The company’s board has eliminated his position as Gannett Media Corp. CEO. The move is part of an effort to streamline the business amid dips in revenue, due to the economic effects of the pandemic.
Michael Reed, chairman-CEO of the parent public company Gannett Co., has assumed Bascobert’s responsibilities.
In March, Gannett cut employees’ and executives’ pay and instituted staff furloughs. Bascobert said at the time that he would take no pay until the furloughs and pay reductions ended.

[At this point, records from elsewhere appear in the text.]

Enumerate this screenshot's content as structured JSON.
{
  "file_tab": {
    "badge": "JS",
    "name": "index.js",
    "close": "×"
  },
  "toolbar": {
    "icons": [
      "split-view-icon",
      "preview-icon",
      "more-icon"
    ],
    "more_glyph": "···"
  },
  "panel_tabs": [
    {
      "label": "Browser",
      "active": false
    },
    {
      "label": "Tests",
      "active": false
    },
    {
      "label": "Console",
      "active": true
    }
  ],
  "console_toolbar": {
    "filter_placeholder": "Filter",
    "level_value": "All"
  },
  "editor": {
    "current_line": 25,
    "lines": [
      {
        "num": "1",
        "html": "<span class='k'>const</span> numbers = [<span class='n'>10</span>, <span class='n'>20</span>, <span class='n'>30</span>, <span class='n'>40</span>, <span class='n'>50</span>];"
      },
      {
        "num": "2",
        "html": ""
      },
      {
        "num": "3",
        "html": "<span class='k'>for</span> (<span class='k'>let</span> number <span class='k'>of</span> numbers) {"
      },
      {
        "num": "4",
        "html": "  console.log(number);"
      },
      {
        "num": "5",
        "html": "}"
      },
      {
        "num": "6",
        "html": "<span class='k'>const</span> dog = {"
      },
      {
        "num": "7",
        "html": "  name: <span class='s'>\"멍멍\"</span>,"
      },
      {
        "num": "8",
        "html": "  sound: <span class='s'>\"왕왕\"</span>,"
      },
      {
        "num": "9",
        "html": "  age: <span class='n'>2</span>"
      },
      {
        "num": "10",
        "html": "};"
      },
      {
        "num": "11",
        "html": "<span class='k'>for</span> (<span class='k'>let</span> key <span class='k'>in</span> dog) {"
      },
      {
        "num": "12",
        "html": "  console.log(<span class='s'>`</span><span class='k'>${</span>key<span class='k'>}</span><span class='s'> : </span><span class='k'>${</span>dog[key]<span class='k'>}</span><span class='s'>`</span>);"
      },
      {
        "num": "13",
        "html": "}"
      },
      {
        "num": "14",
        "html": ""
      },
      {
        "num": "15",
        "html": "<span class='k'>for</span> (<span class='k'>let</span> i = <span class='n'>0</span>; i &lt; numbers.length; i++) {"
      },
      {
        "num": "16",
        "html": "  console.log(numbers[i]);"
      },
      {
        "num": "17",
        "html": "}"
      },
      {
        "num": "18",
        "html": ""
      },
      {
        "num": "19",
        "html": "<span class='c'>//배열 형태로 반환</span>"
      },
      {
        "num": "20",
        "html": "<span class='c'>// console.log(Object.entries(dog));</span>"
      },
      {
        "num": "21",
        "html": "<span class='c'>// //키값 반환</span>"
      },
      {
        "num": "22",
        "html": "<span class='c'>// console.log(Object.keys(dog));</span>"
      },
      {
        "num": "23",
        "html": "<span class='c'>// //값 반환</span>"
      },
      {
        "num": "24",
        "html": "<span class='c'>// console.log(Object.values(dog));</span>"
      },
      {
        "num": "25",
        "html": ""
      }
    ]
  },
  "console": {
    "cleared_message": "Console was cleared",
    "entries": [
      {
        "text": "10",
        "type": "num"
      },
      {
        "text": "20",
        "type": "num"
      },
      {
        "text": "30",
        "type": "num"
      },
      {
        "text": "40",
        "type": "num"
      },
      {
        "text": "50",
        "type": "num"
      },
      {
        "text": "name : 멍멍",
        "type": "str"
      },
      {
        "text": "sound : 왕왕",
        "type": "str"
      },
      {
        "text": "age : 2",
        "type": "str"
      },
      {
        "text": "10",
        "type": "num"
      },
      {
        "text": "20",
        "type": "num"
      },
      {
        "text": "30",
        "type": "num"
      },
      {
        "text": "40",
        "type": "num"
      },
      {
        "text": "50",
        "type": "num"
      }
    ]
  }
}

“The Board and I would like to thank Paul for his contributions during such an important period for our Company," Reed stated. "Paul made a significant impact, helping to integrate the two companies, navigate through this current pandemic and lay the groundwork for our revenue transformation."
Last year, Gannett and New Media Investment Group went through a $1.1 billion merger. The combined company is the largest U.S. media organization by print circulation. Gannett Co. owns more than 260 daily publications.
Bascobert joined Gannett prior to the merger, in August 2019.
He has served in executive roles at Dow Jones, Bloomberg and XO Group Inc.
In Q1 2020, Gannett posted a net loss of $80.2 million and a 10% dip in revenue year-over-year.
Gannett’s print advertising revenues fell 21.2% to $268 million in the first quarter, compared to the same period last year.
However, paid digital subscriptions increased by almost 30%.
Digital advertising and marketing services revenue increased by 1.7% to $136 million.